@AoYokai: Great to see you around again! How've you been?
... Actually that is a very good point. Wasn't it implied that studying abroad was what let Safu see how closed up No. 6 really was? Hm. It would make sense if it was part of the Babylon Treaty and No. 6 is just going along with it in order not to seem suspicious. If all the other cities have exchanges to share knowledge and what not and this one city refuses, they might wonder what else it might refuse.

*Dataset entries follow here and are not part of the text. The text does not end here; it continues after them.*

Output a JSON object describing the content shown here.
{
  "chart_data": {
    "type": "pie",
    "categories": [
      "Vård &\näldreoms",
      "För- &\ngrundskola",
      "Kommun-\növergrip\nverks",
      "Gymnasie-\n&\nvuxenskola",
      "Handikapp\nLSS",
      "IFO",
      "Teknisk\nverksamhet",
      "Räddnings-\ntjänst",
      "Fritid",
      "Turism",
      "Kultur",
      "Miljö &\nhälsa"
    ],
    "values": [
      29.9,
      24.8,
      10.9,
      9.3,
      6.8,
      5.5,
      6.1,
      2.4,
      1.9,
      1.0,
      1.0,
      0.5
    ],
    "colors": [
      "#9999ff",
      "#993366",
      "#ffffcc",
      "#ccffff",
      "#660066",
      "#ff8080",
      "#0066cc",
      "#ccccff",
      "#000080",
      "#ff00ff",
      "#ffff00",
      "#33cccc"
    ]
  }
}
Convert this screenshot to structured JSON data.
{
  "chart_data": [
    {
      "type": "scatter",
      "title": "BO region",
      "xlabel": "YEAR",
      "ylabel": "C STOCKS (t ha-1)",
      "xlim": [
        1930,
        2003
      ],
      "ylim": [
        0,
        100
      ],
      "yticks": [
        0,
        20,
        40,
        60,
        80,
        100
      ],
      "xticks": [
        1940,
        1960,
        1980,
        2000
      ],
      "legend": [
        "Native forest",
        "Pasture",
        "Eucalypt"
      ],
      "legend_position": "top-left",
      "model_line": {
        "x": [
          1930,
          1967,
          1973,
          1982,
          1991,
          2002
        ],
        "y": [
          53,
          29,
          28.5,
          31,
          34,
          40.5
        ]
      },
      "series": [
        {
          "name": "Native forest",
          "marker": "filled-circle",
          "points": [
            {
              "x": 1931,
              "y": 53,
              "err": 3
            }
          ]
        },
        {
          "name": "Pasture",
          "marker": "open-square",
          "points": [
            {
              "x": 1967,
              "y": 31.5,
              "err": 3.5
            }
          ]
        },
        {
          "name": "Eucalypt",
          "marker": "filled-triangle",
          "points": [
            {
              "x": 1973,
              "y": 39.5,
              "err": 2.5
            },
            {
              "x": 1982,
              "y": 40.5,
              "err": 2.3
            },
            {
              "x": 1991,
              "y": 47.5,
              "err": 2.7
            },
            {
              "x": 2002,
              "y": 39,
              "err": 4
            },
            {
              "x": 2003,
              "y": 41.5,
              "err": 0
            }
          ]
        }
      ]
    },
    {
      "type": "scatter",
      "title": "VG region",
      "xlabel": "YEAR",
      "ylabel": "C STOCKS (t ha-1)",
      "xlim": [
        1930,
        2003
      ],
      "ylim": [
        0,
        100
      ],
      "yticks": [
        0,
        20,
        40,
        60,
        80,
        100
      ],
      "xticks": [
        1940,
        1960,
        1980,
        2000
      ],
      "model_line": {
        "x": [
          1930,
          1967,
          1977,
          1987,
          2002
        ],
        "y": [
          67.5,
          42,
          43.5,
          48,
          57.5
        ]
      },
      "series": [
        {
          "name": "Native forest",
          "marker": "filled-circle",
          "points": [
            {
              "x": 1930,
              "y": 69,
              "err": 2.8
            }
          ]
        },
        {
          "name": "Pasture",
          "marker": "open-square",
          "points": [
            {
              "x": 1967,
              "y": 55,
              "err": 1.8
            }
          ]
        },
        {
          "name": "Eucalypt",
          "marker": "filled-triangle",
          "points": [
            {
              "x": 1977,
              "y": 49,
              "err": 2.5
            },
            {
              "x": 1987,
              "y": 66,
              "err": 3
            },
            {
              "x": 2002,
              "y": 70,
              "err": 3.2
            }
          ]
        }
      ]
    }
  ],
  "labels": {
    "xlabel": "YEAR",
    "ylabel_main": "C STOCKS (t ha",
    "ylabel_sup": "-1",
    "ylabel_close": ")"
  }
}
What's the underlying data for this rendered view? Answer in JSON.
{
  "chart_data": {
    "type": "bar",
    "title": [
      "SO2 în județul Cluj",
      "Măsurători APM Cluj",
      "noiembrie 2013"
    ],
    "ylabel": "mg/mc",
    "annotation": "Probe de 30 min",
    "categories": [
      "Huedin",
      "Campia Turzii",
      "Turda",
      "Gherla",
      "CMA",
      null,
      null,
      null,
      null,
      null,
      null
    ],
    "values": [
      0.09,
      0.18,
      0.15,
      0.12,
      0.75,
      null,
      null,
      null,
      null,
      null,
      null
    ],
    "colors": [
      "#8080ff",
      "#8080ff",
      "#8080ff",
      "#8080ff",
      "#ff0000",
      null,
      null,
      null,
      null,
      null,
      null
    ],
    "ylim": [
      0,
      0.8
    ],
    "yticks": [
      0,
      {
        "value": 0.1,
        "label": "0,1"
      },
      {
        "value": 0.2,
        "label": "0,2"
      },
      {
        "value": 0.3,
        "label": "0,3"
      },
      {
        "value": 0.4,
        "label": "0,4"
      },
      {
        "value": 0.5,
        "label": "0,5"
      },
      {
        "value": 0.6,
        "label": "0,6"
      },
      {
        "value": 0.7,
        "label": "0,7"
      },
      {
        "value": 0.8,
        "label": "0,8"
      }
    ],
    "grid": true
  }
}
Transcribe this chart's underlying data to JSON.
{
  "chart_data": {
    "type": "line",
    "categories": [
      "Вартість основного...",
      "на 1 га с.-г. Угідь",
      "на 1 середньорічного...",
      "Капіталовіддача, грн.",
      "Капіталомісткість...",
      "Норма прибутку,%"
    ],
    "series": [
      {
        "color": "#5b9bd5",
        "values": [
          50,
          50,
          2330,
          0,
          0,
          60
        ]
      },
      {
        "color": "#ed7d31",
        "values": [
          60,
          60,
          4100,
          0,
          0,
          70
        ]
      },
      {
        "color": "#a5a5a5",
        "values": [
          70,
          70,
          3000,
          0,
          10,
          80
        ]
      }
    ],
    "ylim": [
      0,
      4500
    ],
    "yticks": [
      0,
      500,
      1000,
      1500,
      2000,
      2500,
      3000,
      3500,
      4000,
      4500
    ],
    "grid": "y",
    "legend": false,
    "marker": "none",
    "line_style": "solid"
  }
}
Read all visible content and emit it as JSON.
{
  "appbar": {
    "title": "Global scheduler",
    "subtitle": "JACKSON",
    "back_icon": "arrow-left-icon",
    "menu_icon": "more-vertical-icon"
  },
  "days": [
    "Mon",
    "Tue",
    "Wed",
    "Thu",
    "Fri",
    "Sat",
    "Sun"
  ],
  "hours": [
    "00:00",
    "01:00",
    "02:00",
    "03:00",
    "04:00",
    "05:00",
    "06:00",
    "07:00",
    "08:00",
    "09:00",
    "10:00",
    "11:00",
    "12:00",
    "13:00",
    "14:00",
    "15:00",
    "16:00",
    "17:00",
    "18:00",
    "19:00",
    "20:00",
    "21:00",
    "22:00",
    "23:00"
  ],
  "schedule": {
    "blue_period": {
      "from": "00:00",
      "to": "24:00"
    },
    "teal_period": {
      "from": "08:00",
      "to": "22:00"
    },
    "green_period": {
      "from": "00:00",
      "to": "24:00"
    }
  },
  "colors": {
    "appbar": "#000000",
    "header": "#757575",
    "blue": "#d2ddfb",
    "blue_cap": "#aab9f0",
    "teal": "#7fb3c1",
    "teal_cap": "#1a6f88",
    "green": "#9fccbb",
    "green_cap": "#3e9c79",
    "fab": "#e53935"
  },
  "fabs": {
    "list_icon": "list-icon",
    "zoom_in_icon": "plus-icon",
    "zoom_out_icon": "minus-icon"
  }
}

Then again, it could be a recent thing or even an experiment. No. 6 is still really young when the story starts, and I wonder how long the school system as Shion and Safu experience it has been in place anyway. I also wonder why No. 6 has an airport to begin with (and to the public at least, took down the Mao forest just to build that airport, so it was apparently important to get one). No. 6 isn't that big that you'd need a plane to navigate it. Any trips would logically be going abroad. (And that raises tons of new questions about how safe it is to travel in this post-apocalyptic world, and what you can see from the plane if the skies are clear. Beyond mentions how not the whole world is dead, surely you'd be able to see that at some point from the plane? But okay, I'm already going off-topic now.)
On the other hand, it could be truly as simple as 'making the future elites get as much information and knowledge as possible so we can have all intelligence together'. No. 6 is the most advanced of the six remaining cities, and if it can find a way to make its elites absorb the knowledge that the other cities have, it'd be all-round and self-sufficient and it could close its borders for good. I mean, just because No. 6 is the most advanced doesn't mean the other cities have nothing to offer. Maybe they're just betting on it that they've brainwashed their future elites enough not to let any ~open minded~ education abroad get through them.
Iirc, the goal of the Babylon treaty was also to share knowledge, but now I'm heavily starting to doubt myself... it was definitely to make peace agreements though. But if all cities are open about their own developments, they can also keep each other in check in case one develops new techniques that could be used in war. And being open was part of the treaty, I think?
Note to self: reread, for real, before you spout more nonsense.